The projects key stakeholders are:
AIM and OBJECTIVES
- Primary stakeholder: Target group (ie. Migrants)
- Secondary stakeholders: Shop owners, local leaders, labour contractors.
This group has a vested interest in reducing the HIV prevalence rate in their community/workforce. They sell socially marketed condoms (at a no-profit basis) and encourage the migrants to seek information and testing through the project.
- Tertiary stakeholders: government offices in the area, such as police stations, and electricity departments etc. If the project organizes big events, this group will support their work through handing out necessary permits
To prevent and reduce the further spread of HIV/AIDS/STI/STDs by generating awareness and prevention services among migrant labourers of selected labour points in Nagpur City.
- To saturate and increase utilization of Integrated Counselling and Testing Centres (ICTC), and STI care, support and treatment services among Migrants in Nagpur City.

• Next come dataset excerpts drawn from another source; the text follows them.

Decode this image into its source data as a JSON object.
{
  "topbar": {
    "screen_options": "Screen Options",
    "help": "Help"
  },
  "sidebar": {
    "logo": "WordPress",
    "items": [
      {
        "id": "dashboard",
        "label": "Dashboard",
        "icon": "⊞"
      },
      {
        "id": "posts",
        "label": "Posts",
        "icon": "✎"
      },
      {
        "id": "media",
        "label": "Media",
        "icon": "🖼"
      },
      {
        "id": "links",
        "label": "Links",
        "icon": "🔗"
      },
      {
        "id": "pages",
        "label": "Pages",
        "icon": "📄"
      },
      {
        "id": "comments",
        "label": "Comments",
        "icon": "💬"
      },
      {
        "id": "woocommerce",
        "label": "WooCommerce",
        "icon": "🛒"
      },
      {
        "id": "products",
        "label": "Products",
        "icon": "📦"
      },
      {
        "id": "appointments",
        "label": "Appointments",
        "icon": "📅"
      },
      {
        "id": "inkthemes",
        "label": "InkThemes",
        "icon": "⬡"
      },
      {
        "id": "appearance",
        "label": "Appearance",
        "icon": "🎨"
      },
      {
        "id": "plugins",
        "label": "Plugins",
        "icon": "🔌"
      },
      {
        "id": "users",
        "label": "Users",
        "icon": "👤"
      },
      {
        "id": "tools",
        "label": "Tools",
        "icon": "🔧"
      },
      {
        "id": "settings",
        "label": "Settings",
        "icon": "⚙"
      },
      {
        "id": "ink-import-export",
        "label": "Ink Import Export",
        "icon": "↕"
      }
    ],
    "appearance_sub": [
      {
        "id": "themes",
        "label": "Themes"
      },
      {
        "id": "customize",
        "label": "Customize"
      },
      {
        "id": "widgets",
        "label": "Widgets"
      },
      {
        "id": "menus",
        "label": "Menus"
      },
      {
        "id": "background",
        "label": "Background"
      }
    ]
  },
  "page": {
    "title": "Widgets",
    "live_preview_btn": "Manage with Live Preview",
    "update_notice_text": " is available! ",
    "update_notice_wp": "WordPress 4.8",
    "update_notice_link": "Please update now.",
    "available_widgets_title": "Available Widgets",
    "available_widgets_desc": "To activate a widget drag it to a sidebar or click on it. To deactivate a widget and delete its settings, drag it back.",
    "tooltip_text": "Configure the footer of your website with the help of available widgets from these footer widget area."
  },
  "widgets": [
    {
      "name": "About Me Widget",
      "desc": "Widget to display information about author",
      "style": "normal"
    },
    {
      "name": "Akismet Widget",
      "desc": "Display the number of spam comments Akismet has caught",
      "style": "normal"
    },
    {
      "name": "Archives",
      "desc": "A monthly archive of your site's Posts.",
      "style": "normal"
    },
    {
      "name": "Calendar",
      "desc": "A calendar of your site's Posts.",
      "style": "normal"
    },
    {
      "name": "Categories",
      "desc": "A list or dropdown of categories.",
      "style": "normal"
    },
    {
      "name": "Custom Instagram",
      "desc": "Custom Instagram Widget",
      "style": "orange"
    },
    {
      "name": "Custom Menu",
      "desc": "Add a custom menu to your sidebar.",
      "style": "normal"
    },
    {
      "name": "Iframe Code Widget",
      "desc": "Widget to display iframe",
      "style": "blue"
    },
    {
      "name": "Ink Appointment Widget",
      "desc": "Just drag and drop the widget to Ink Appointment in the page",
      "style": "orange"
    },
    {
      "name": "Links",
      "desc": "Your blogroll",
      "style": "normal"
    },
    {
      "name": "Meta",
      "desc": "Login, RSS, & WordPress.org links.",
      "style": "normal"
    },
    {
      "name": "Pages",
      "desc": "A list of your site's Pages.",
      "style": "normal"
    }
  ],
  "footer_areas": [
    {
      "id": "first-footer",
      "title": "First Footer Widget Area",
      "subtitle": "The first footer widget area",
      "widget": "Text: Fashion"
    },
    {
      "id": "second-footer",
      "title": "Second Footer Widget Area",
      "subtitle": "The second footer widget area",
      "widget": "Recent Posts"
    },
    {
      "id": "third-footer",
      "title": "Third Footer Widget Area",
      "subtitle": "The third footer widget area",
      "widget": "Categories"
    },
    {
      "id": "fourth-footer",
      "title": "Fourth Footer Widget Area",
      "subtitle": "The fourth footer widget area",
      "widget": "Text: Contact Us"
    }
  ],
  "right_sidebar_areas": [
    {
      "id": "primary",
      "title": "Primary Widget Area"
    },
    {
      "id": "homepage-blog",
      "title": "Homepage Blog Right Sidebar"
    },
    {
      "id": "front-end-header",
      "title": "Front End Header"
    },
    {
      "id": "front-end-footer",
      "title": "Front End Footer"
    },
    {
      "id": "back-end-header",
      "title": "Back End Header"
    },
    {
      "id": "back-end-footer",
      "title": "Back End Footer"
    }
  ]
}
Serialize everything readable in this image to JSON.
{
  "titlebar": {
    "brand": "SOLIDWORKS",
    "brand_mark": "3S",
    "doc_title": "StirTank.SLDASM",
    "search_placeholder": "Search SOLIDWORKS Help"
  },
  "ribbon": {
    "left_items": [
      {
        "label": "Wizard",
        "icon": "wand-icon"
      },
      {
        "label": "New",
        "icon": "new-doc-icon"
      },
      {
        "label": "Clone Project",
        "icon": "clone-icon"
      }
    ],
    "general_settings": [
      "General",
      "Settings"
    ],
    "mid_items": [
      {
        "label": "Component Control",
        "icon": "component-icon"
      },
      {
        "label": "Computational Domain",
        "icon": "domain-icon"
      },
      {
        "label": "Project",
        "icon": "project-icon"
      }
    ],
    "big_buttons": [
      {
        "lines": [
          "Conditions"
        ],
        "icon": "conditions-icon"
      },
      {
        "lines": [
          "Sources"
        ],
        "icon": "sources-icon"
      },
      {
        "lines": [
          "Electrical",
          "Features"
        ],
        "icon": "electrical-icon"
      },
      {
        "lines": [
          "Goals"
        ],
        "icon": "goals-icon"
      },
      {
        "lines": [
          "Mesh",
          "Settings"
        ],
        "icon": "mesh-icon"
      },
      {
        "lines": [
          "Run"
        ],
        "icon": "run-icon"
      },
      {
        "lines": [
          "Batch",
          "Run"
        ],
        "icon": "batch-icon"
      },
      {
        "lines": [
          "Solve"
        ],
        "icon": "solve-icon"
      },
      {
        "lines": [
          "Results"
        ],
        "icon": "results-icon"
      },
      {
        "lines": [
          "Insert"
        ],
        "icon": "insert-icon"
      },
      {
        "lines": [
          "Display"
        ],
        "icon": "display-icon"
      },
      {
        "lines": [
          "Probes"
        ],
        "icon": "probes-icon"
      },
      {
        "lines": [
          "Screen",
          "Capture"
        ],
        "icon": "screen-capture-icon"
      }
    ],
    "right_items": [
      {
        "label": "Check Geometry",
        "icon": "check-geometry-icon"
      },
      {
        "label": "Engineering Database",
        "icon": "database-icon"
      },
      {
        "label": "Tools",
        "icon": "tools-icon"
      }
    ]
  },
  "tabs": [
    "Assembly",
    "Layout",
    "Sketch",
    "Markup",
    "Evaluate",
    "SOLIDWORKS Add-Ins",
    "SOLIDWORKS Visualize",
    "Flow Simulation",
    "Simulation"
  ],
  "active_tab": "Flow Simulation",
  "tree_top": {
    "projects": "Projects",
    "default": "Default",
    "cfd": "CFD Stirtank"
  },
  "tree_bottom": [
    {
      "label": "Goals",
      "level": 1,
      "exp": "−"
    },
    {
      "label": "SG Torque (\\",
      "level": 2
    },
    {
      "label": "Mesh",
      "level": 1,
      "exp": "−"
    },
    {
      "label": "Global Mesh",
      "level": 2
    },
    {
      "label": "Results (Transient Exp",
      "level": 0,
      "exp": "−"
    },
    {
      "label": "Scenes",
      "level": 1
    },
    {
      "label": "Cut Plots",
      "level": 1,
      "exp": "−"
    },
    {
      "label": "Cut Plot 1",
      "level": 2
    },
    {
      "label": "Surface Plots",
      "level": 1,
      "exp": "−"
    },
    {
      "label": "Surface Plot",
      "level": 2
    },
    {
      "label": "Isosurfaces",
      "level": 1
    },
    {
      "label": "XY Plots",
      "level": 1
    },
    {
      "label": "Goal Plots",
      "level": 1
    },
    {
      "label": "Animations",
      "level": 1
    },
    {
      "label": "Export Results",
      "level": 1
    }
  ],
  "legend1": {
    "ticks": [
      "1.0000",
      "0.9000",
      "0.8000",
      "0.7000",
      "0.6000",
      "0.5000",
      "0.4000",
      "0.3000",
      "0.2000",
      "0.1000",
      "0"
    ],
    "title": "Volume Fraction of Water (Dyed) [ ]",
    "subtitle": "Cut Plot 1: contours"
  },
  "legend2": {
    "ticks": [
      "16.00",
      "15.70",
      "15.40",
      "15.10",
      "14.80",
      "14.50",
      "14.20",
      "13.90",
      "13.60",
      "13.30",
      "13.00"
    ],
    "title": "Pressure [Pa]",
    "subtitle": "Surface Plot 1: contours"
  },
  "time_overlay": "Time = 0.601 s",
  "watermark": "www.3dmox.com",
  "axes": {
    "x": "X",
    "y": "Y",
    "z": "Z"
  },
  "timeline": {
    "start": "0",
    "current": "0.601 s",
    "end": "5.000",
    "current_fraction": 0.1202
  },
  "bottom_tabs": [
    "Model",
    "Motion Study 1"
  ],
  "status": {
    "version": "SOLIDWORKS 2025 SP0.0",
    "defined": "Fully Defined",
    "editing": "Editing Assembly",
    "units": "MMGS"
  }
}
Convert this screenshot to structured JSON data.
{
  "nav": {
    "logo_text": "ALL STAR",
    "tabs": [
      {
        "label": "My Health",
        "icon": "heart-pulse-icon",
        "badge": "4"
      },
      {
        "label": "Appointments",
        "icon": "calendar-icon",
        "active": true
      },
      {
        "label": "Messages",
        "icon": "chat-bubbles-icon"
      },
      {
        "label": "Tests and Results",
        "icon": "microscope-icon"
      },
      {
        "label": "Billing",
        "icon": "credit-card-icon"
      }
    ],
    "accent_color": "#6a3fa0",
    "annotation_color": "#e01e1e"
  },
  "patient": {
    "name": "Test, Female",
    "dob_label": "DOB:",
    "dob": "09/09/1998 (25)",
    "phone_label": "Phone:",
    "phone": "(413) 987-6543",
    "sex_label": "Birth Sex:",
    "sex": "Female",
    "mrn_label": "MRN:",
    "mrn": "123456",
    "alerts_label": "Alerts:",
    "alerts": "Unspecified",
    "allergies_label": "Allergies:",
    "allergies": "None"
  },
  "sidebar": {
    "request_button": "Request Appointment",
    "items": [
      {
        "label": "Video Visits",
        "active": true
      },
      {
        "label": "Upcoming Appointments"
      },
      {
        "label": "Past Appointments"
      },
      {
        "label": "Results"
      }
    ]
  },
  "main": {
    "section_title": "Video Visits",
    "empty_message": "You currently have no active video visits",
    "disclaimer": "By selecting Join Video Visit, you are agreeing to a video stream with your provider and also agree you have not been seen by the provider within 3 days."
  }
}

- To scale up prevention activities regarding STI, HIV and AIDS to saturate (85 to 90%) coverage of high-risk groups and vulnerable populations through by initiating BCC (behaviour change communication) activities in Nagpur city.
- To promote the effective usage of condoms and ensure availability and accessibility of the same among the migrant population.
- To ensure the sustainability of the program in Nagpur city by building capacity of CBO, staff, various stakeholders and service providers.
- To create an enabling environment through Advocacy & Networking in the project area.
- To sustain behavioral change among high risk groups through communication initiatives.
Migrants have become aware of STI/HIV/AIDS
There has been a good response to the project’s health drive
There has been a good participation in community programmes
- Migrant youths have shown interest in becoming peer educators
- The project has been able to serve the majority of Nagpur’s migrants by covering the main construction sites in the city.
- Through the capacity building of ORW’s they are working to a high standard, spreading awareness on STI/HIV/AIDS to the community. They have become a ray of hope to the community.
Volunteers act as a link between migrant workers and use ‘Targeted Intervention’ (TI) methods to facilitate local participation.
Through the use of street plays, more people could be reached and higher numbers came for treatment in the health camp.
- Through a large entertainment event the project covered a large number of people who received massages on STI/ HIV/AIDS. Through the event the project introduced itself to a different migrant group, working as vendors in the Cotton Market area. Subsequently, they all benefited of an STI camp.
- Advocacy work has been done with local the government, health department, the corporate sector like RTO, Police, various school and colleges, and other government agencies for organizing various programmes.
- The project has built a strong network with other NGOs and government institutions working in the same field.
Lack of space to conduct health camps at the labour points
- Difficulties faced in organizing advocacy meeting.
- In order to provide adequate STI care it is crucial to treat both affected partners. However, the majority of the target group is single, which makes it very difficult to treat the sexual partner.
Testing Kits for HIV were not available in the ICTC centers, which meant that we could not achieve our target for HIV testing.
- Due to a lack of audio visual privacy, some clients cannot give proper information about their risk behavior.
- Refresher Training workshop for all staff.
- Refresher MIS training
- Updated Information on HIV/AIDS.
- Training on BCC
- Training on Documentation.
For the year 2013-2014, the project will retain its target of reaching 10000 people.